In practice this limited the potential number of rent repayment orders as the tenants had to rely on the local authority to take action before they could seek compensation, and were also limited to a maximum of the previous 12 month's rent prior to making the order, preventing tenants who had moved out prior to conviction from applying.
The Housing and Planning Act 2016 has significantly increased the scope for rent repayment orders, and these changes will form the bulk of this guide. From April 6th 2017, landlords will need to be far more aware of rent repayment orders as local authorities, and tenants, will be far more likely to bring these cases against landlords.
What are rent repayment orders?
Rent repayment orders are a means by which a tenant or local authority can seek to have up to 12 months of rent, Housing Benefit, or Universal Credit repaid, usually in addition to other fines. This method is available to the local authority or tenants, where they can prove beyond reasonable doubt that the landlord is guilty of one of the qualifying offences. It is limited to money paid by the body or person making the application.
Who can apply for a rent repayment order?
Prior to the Housing and Planning Act 2016, only the local authority could initiate the rent repayment order process. Tenants could only apply once the landlord had received a conviction for a licensing offence, or the local authority successfully made a claim for rent repayment of any housing benefit.
Now, either the relevant local authorities or tenants may initiate the process, if they believe the landlord is guilty of one of the qualifying offences in the previous 12 months.
Tenants who do make an application prior to a successful rent repayment order will probably need the assistance of a local authority or a solicitor to successfully apply. As part of the Housing and Planning Act 2016, local authorities are expected to consider helping tenants to apply through advising them, or conducting the proceedings for them.
Who can make a rent repayment order?
The Residential Property Tribunal deals with applications for rent repayment orders.
Are there any restrictions on applying for a rent repayment order?
Tenants may apply directly to them for a rent repayment order. The tenant must have lived in the property in question within the preceding 12 months and the offence must have occurred within that time.

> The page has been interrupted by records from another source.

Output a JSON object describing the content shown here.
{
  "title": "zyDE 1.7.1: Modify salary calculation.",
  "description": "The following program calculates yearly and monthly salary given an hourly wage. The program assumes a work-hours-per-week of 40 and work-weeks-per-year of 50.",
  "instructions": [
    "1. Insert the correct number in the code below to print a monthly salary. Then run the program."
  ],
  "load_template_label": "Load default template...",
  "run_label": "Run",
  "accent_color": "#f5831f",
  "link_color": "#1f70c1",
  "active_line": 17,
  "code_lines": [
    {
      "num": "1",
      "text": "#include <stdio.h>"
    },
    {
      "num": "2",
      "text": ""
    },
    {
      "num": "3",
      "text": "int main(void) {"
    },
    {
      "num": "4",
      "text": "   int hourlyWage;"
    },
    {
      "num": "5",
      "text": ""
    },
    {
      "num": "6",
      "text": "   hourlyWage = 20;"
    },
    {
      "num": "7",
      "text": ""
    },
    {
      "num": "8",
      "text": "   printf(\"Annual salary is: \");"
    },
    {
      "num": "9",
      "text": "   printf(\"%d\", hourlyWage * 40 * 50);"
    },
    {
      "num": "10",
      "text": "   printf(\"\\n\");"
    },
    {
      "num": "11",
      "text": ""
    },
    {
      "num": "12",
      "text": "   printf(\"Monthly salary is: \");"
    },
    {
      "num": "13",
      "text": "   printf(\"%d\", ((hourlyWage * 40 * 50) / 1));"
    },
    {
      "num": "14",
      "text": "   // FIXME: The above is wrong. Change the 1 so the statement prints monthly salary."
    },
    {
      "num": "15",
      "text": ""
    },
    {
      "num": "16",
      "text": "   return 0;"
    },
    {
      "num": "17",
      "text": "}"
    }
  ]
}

The tribunal will only consider making an order for a local authority if the offence falls within the local authority's boundaries, and the landlord has already received a 'notice intending proceedings'. This notice must inform the landlord that they propose to apply for the rent repayment order, state the amount that they intend to seek from the landlord, and must give the landlord no less than 28 days within which to make representations for consideration. If this notice period has not expired then the local authority may not apply for the rent repayment order.
What are the offences a rent repayment order may be made for?
From April 6th 2017, rent repayment orders will be available for the first 6 of the listed offences:
- Violence for securing entry
- Eviction or harassment of tenants
- Failure to comply with improvement notice
- Failure to comply with prohibition order etc
- Control or management of unlicensed HMO
- Control or management of unlicensed house
- Breach of banning order
The final offence, breach of a banning order, is expected to come into force from October 2017.
What standard of proof is needed for a rent repayment order to be made?
Rent repayment orders require a criminal standard of proof. So, tenants or local authorities must prove beyond reasonable doubt that the landlord has committed one of the necessary offences before a rent repayment order can be made.
Does this apply to agents who are managing the property?
No, the tenant or local authority would pursue the landlord not the agent.
How are rent repayment orders calculated for local authorities?
The tribunal should take into consideration a number of factors when making their judgement and they are limited in what they can allocate to the amount of Housing Benefit or Universal Credit paid over the period considered. This means that any top-up payments or benefits paid before or after the 12 month period cannot be sought by the Local authority.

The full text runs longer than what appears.